Viewpoint: A rethink in the financing of innovation
Robert Marcus and Collins Hemingway take a closer look at how the financing of technology companies has changed over the past decade. Robert Marcus is the boss of investment banking firm Quantum Wave Capital, and Collins Hemingway is a management consultant best-known for co-authoring a business book with Bill Gates.
The original start-up dream was to work like crazy, bring in angel investors and venture capitalists (VCs) to take new technology products to market, and then go public via a share flotation.
This traditional financing of innovation, however, has withered in the last decade. VCs are moving to safer, later funding rounds.
The vast majority of start-ups struggle to find funding. The only exit for most is off a cliff.
Most start-ups need to forget VCs and flotations. VC money is seldom to be found, and your technology will be obsolete by the time the traditional exit period arrives.
Since the collapse of the internet bubble in 2001, the passage of the Sarbanes-Oxley law in 2002 and the general financial collapse of 2008 have put an end to VCs as risk-taking investors.
These events also put an end to virtually all the flotations that for decades had provided profitable exits for entrepreneurs and their investors.
Only an estimated 1% of all Silicon Valley start-ups ever get funded by venture capitalists. Of that 1%, only 1.9% exit at the dream valuation of $100m (£62m) or more - less than one in 5,000.
The vast majority of start-ups are sold for $1m or less. Liquidation is by far the most likely outcome for start-ups.
Poor performance - an average loss of 20% in the dot-com collapse and an average total return of less than 2% in the last decade - has led to fewer VCs doing many fewer deals.
In 2000, 1,010 VC firms in the US did $89.8bn in investments. In 2010, 462 firms did $21.97bn in investments - half as many firms are investing one-quarter of the money.
Since 2005, the number of companies getting funded has declined in every major technology sector by double-digit percentages. In parallel, flotations have plummeted.
The go-go year of 2000 had 239 VC-backed flotations versus only 39 in 2010 (and only 366 in total for 2001-2010).
Despite a few well-publicised successes such as Groupon and LinkedIn, and Facebook's much-anticipated flotation, more than 80% of recent high-tech flotations are well below their list price.
At the end of 2011, some 215 companies were on indefinite hold for flotations. The waiting list, the longest since 2001, indicates the depth of market weakness.
In the last decade, the time to reach flotation has nearly doubled from five and a half to nine years.
Longevity is not a good thing: 86% of all start-ups in Silicon Valley are out of business in 15 years for reasons other than a successful sale.
Today, VCs function more like banks or private equity firms. Instead of taking on the riskier investments that fuel innovation, they are handling the later growth rounds for more established start-ups, and they build a consortium to reduce risk.
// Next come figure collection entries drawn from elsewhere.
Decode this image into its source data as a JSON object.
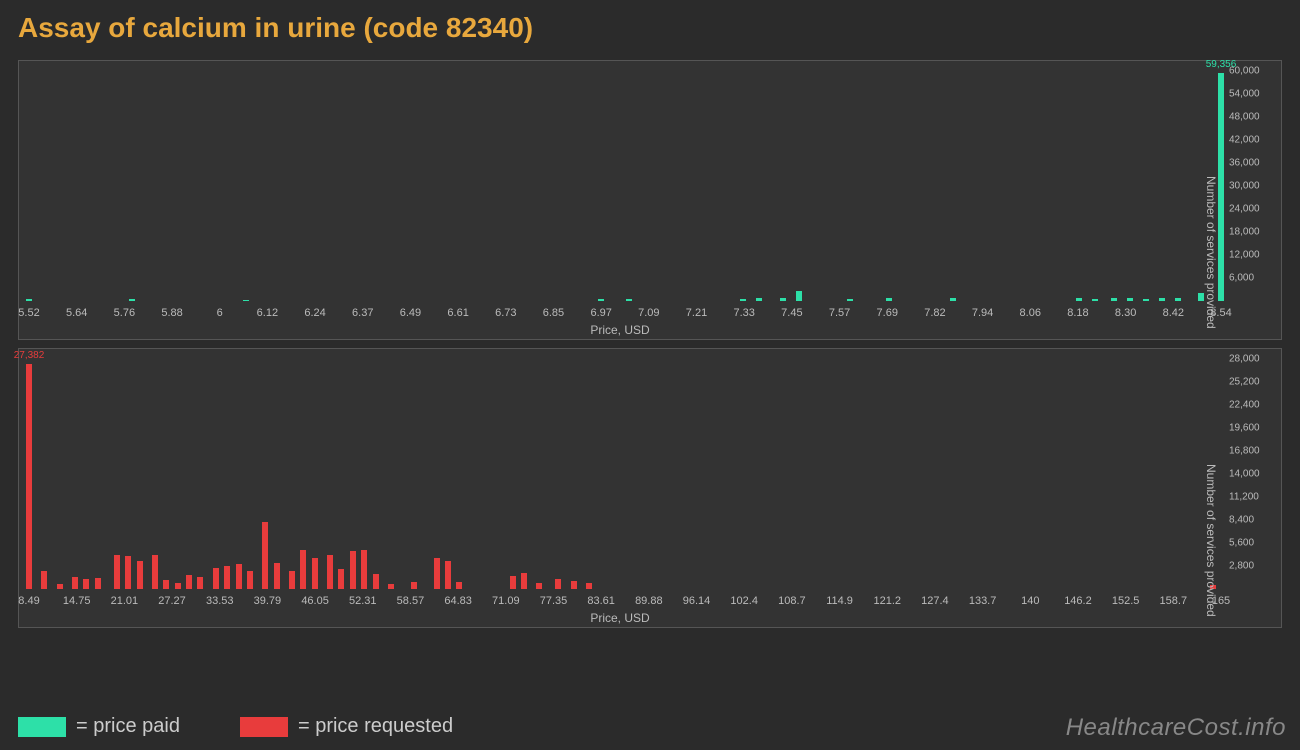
{
  "title": "Assay of calcium in urine (code 82340)",
  "xlabel": "Price, USD",
  "ylabel": "Number of services provided",
  "watermark": "HealthcareCost.info",
  "colors": {
    "background": "#2b2b2b",
    "panel": "#333333",
    "border": "#555555",
    "title": "#e8a83d",
    "axis_text": "#bbbbbb",
    "paid": "#2de0a8",
    "requested": "#e83c3c",
    "watermark": "#888888"
  },
  "legend": [
    {
      "swatch": "green",
      "text": "= price paid"
    },
    {
      "swatch": "red",
      "text": "= price requested"
    }
  ],
  "chart_paid": {
    "type": "histogram",
    "xlim": [
      5.52,
      8.54
    ],
    "ylim": [
      0,
      60000
    ],
    "xticks": [
      "5.52",
      "5.64",
      "5.76",
      "5.88",
      "6",
      "6.12",
      "6.24",
      "6.37",
      "6.49",
      "6.61",
      "6.73",
      "6.85",
      "6.97",
      "7.09",
      "7.21",
      "7.33",
      "7.45",
      "7.57",
      "7.69",
      "7.82",
      "7.94",
      "8.06",
      "8.18",
      "8.30",
      "8.42",
      "8.54"
    ],
    "yticks": [
      "6,000",
      "12,000",
      "18,000",
      "24,000",
      "30,000",
      "36,000",
      "42,000",
      "48,000",
      "54,000",
      "60,000"
    ],
    "bar_color": "#2de0a8",
    "peak_label": "59,356",
    "bars": [
      {
        "x": 5.52,
        "y": 500
      },
      {
        "x": 5.78,
        "y": 600
      },
      {
        "x": 6.07,
        "y": 300
      },
      {
        "x": 6.97,
        "y": 400
      },
      {
        "x": 7.04,
        "y": 600
      },
      {
        "x": 7.33,
        "y": 600
      },
      {
        "x": 7.37,
        "y": 800
      },
      {
        "x": 7.43,
        "y": 900
      },
      {
        "x": 7.47,
        "y": 2600
      },
      {
        "x": 7.6,
        "y": 500
      },
      {
        "x": 7.7,
        "y": 700
      },
      {
        "x": 7.86,
        "y": 700
      },
      {
        "x": 8.18,
        "y": 900
      },
      {
        "x": 8.22,
        "y": 500
      },
      {
        "x": 8.27,
        "y": 900
      },
      {
        "x": 8.31,
        "y": 700
      },
      {
        "x": 8.35,
        "y": 600
      },
      {
        "x": 8.39,
        "y": 800
      },
      {
        "x": 8.43,
        "y": 900
      },
      {
        "x": 8.49,
        "y": 2200
      },
      {
        "x": 8.54,
        "y": 59356,
        "label": "59,356"
      }
    ]
  },
  "chart_req": {
    "type": "histogram",
    "xlim": [
      8.49,
      165
    ],
    "ylim": [
      0,
      28000
    ],
    "xticks": [
      "8.49",
      "14.75",
      "21.01",
      "27.27",
      "33.53",
      "39.79",
      "46.05",
      "52.31",
      "58.57",
      "64.83",
      "71.09",
      "77.35",
      "83.61",
      "89.88",
      "96.14",
      "102.4",
      "108.7",
      "114.9",
      "121.2",
      "127.4",
      "133.7",
      "140",
      "146.2",
      "152.5",
      "158.7",
      "165"
    ],
    "yticks": [
      "2,800",
      "5,600",
      "8,400",
      "11,200",
      "14,000",
      "16,800",
      "19,600",
      "22,400",
      "25,200",
      "28,000"
    ],
    "bar_color": "#e83c3c",
    "peak_label": "27,382",
    "bars": [
      {
        "x": 8.49,
        "y": 27382,
        "label": "27,382"
      },
      {
        "x": 10.5,
        "y": 2200
      },
      {
        "x": 12.5,
        "y": 600
      },
      {
        "x": 14.5,
        "y": 1500
      },
      {
        "x": 16.0,
        "y": 1200
      },
      {
        "x": 17.5,
        "y": 1400
      },
      {
        "x": 20.0,
        "y": 4200
      },
      {
        "x": 21.5,
        "y": 4000
      },
      {
        "x": 23.0,
        "y": 3400
      },
      {
        "x": 25.0,
        "y": 4200
      },
      {
        "x": 26.5,
        "y": 1100
      },
      {
        "x": 28.0,
        "y": 700
      },
      {
        "x": 29.5,
        "y": 1700
      },
      {
        "x": 31.0,
        "y": 1500
      },
      {
        "x": 33.0,
        "y": 2600
      },
      {
        "x": 34.5,
        "y": 2800
      },
      {
        "x": 36.0,
        "y": 3000
      },
      {
        "x": 37.5,
        "y": 2200
      },
      {
        "x": 39.5,
        "y": 8200
      },
      {
        "x": 41.0,
        "y": 3200
      },
      {
        "x": 43.0,
        "y": 2200
      },
      {
        "x": 44.5,
        "y": 4800
      },
      {
        "x": 46.0,
        "y": 3800
      },
      {
        "x": 48.0,
        "y": 4100
      },
      {
        "x": 49.5,
        "y": 2400
      },
      {
        "x": 51.0,
        "y": 4600
      },
      {
        "x": 52.5,
        "y": 4700
      },
      {
        "x": 54.0,
        "y": 1800
      },
      {
        "x": 56.0,
        "y": 600
      },
      {
        "x": 59.0,
        "y": 900
      },
      {
        "x": 62.0,
        "y": 3800
      },
      {
        "x": 63.5,
        "y": 3400
      },
      {
        "x": 65.0,
        "y": 800
      },
      {
        "x": 72.0,
        "y": 1600
      },
      {
        "x": 73.5,
        "y": 1900
      },
      {
        "x": 75.5,
        "y": 700
      },
      {
        "x": 78.0,
        "y": 1200
      },
      {
        "x": 80.0,
        "y": 1000
      },
      {
        "x": 82.0,
        "y": 700
      },
      {
        "x": 164.0,
        "y": 500
      }
    ]
  }
}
The imminent flotation of Facebook is a good example.
These changes mean that start-ups are losing access to money when they most need it to grow.
Things are immeasurably more difficult for international firms, which do not have access to Silicon Valley's large investment community and collective expertise nourishing start-ups.
Angel investors are the new VCs, and bootstrapping, ie starting up with personal funds, the new financing model. Not just because VCs have become more conservative but because the rate of change in innovation is accelerating.
The speed and scale of change for the mobile internet is unlike anything that has ever come before. A few very bright people can develop something of great value in an incredibly short period of time .
Innovators no longer have three to five years to build a business (the greatest failure rate for start-ups is in the third and fourth years). If you wait that long, you're irrelevant.
Today, the highest intrinsic value of technology peaks with the initial proof of feasibility and the company achieves its first customer or revenue success.
Start-ups are much better off to minimise outside investment, do their development rapidly, and sell to a larger company that can embed their technology into a larger technical and commercial ecosystem, where it has the best chance to prosper.
Bigger companies are buying all the mobile and social technology they can find because they themselves cannot innovate fast enough.
VCs became involved in high-tech firms because bootstrapping and organic growth did not drive growth fast enough. Now the reverse is true.
The pace of innovation is so fast that there is no time to grow most start-ups into viable enterprises. There's time for bootstrapping - or failure.
The financing of innovation has been radically reset around a new Darwinian principle: survival of the fastest.